Ann and I loved the family who hosted us, Aparicio and Maria and their children and other relatives. We have so many memories from our days there: our first morning when we heard the piglet screaming so much that we feared they had butchered it (They hadn't: Ernesto had simply run it around the house three times so that it would forget where its mother was and wouldn't run away.); waking each morning to the children watching us, wanting Ann to do her tricks (put in her contacts and use her inhalers); sitting under the ledge as the season's first rain pounded on the tin roof and knocked mangoes to the ground (young Lupe running as fast as she could to collect the mangoes in her dress); talking with Aparicio about health care (he couldn't believe that there are people in the wealthy U.S. who didn't have health care and kept rephrasing his questions, thinking that my Spanish must have been wrong because surely the citizens of such a wealthy country would have health care.)

I remember a day with the community on the Sumpul River, the site of a massacre during the war but now a lovely place for a picnic, playing in the water, and sharing more stories. (I remember watching teenagers Graham, who spoke no Spanish, and Marvin, who spoke no English, as they sat on a boulder in the river talking together for hours. Tom, who is my age, and I marveled at them, and Tom said, "What do you suppose they are talking about for so long? They don't speak each others' languages!"

In 2004, I returned with a youth-focused delegation and was again amazed by the hospitality and by the stories I heard. On that delegation, I remember that wherever we went, small children would yell out for teenager Clare: "Clarita! Clarita!" As one boy jumped into her arms, she laughed over his shoulder and said to me, "I have no idea who this is."

In 2007, I was diagnosed with my first brain tumor, and I learned later that the community held a prayer vigil for me. (My chest still wells with gratitude when I think of that.)

I will not visit Guarjila again. My disabilities would make getting around this community, with its rough terrain and elevated latrines, too difficult. 

Though there have been gifts, incredible gifts, with these brain tumors, and I live in a state of gratitude, there have been losses, too, and with these losses a grieving for what is gone.

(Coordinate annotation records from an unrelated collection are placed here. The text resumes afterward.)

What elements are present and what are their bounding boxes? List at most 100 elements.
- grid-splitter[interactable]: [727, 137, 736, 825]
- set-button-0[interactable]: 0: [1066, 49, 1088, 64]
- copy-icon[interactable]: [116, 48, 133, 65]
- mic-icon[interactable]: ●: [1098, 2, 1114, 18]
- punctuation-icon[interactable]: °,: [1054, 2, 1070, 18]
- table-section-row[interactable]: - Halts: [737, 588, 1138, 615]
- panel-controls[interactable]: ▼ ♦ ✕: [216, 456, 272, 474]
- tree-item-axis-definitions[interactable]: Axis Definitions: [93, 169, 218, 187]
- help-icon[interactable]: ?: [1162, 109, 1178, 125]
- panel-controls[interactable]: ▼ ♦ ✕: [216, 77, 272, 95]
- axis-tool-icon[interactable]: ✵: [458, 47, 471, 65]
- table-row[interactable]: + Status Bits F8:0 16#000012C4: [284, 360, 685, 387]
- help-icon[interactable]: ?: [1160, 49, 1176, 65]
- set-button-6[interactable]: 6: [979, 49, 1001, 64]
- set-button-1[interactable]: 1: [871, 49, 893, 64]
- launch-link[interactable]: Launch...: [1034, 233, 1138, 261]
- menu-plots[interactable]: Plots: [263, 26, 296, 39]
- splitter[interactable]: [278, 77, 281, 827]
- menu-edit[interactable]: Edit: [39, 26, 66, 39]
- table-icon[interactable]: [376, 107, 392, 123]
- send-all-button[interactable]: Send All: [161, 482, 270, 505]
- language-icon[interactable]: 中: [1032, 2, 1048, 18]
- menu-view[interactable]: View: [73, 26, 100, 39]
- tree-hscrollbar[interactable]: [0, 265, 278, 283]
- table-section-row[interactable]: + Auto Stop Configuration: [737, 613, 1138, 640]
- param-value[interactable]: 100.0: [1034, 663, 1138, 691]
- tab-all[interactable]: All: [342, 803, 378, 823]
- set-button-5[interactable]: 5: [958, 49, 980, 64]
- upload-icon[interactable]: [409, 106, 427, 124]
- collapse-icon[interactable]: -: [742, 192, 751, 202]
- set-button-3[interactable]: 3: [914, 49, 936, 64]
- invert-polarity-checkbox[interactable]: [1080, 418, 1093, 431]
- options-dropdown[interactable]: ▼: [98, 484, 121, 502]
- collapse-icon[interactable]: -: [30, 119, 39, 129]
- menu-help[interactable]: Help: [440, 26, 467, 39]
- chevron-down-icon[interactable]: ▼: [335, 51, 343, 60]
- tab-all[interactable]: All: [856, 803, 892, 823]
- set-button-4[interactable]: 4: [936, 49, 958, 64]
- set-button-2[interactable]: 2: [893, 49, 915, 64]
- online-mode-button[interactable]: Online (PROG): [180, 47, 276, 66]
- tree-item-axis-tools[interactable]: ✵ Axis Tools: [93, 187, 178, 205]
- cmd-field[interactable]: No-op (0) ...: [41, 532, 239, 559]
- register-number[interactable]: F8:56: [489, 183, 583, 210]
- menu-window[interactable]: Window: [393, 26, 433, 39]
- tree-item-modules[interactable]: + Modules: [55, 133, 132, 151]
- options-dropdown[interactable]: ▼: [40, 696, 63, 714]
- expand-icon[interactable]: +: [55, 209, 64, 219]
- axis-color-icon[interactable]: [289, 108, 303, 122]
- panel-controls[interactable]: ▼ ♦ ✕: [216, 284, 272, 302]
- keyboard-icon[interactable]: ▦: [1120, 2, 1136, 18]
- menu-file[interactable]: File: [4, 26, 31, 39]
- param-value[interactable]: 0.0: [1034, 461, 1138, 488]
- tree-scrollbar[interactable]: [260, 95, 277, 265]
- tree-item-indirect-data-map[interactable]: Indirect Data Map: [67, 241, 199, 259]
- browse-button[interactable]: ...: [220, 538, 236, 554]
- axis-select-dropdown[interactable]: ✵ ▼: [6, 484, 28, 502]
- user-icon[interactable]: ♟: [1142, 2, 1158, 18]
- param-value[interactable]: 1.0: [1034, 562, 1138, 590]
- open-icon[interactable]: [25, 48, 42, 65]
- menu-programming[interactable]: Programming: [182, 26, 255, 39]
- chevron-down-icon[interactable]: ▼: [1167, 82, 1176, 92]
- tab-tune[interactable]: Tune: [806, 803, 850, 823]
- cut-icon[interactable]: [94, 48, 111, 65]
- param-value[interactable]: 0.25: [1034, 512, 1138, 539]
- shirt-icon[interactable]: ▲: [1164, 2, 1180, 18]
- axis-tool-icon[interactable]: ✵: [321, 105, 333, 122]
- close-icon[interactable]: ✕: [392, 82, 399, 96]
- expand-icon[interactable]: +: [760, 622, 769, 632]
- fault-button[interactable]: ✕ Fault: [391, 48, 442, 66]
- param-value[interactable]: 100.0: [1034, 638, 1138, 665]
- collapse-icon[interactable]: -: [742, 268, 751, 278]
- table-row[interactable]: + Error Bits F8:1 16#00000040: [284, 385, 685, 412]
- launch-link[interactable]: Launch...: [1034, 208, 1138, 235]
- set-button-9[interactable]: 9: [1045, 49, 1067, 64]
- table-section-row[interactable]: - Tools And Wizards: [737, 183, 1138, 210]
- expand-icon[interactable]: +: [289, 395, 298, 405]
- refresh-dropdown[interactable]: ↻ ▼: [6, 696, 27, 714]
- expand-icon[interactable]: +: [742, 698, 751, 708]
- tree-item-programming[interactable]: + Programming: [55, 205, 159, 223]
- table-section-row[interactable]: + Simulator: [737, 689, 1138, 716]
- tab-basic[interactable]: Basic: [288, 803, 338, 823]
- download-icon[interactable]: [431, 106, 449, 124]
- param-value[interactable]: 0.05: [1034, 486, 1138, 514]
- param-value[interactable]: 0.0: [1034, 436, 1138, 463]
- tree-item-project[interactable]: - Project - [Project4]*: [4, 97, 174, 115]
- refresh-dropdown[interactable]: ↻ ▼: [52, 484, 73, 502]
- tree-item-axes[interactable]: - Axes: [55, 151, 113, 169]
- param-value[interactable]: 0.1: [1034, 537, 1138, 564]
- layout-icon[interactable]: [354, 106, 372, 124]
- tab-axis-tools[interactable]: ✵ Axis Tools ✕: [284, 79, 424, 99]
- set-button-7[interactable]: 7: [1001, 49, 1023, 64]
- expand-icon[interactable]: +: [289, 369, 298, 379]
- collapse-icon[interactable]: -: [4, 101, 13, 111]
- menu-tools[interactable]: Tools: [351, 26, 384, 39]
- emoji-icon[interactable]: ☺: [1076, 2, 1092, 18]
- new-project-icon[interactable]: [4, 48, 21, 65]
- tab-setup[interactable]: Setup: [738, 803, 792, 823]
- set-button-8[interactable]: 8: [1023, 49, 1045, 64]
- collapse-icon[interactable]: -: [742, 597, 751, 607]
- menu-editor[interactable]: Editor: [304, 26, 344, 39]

Though I will not go to Guarjila again, three times members of that community have come to visit us. Sixteen months ago, three members of the community, Rosaly, Maria Jesus, and Armando, came to visit, and Ann and I got to host a community nurse, Rosaly, in our home for a few days.

Rosaly is lovely, one of those people who is kind and generous in a way that transcends translation. Each morning, she would notice that Ann put out my pills for breakfast: "Los pastilles," she would say, recognizing the sweetness of this daily gesture.

At a church retreat, we wove a basket together, and I imagine that she has it still in her home.

We were sad to say good-bye to Armando, Maria Jesus, and Rosaly. I know that I may never see them again. Rosaly, who is raising two girls, may be as unlikely to travel here again as I am to travel there.

When they left, we gave them as a travelling home gift our church's birthright blessing, said at baptism:

Do you know what you are? You are a marvel. You are unique. In all the world, there is no other exactly like you. In all the millions of years there has never been another exactly like you. You are a child of God. And you will be a child of God forever. No one can take this birthright from you.

May you continue to grow into the fullness of life that is God’s intent for you. And may you always know that you are loved.
                                  A poem by Ernesto Cardenal,
                                 Adapted by Rev. Kathlyn James


¿Sabes lo que eres? Eres una maravilla. Tú eres única. En todo el mundo no ha habido otra exactamente igual. En todos los millones de años, nunca ha habido otra persona exactamente igual que ti. Tú eres una hija de Dios. Y serás una hija de Dios para siempre. Nadie puede quitarte la primogenitura.

Siga viviendo siempre en la plenitud de la vida que es la intención de Dios para ti. Y conozca siempre que eres amada de Dios.
Even as I grieve the abilities and people I have lost, I feel so much gratitude that they were in my life for a time. And that's all any of us have: a time.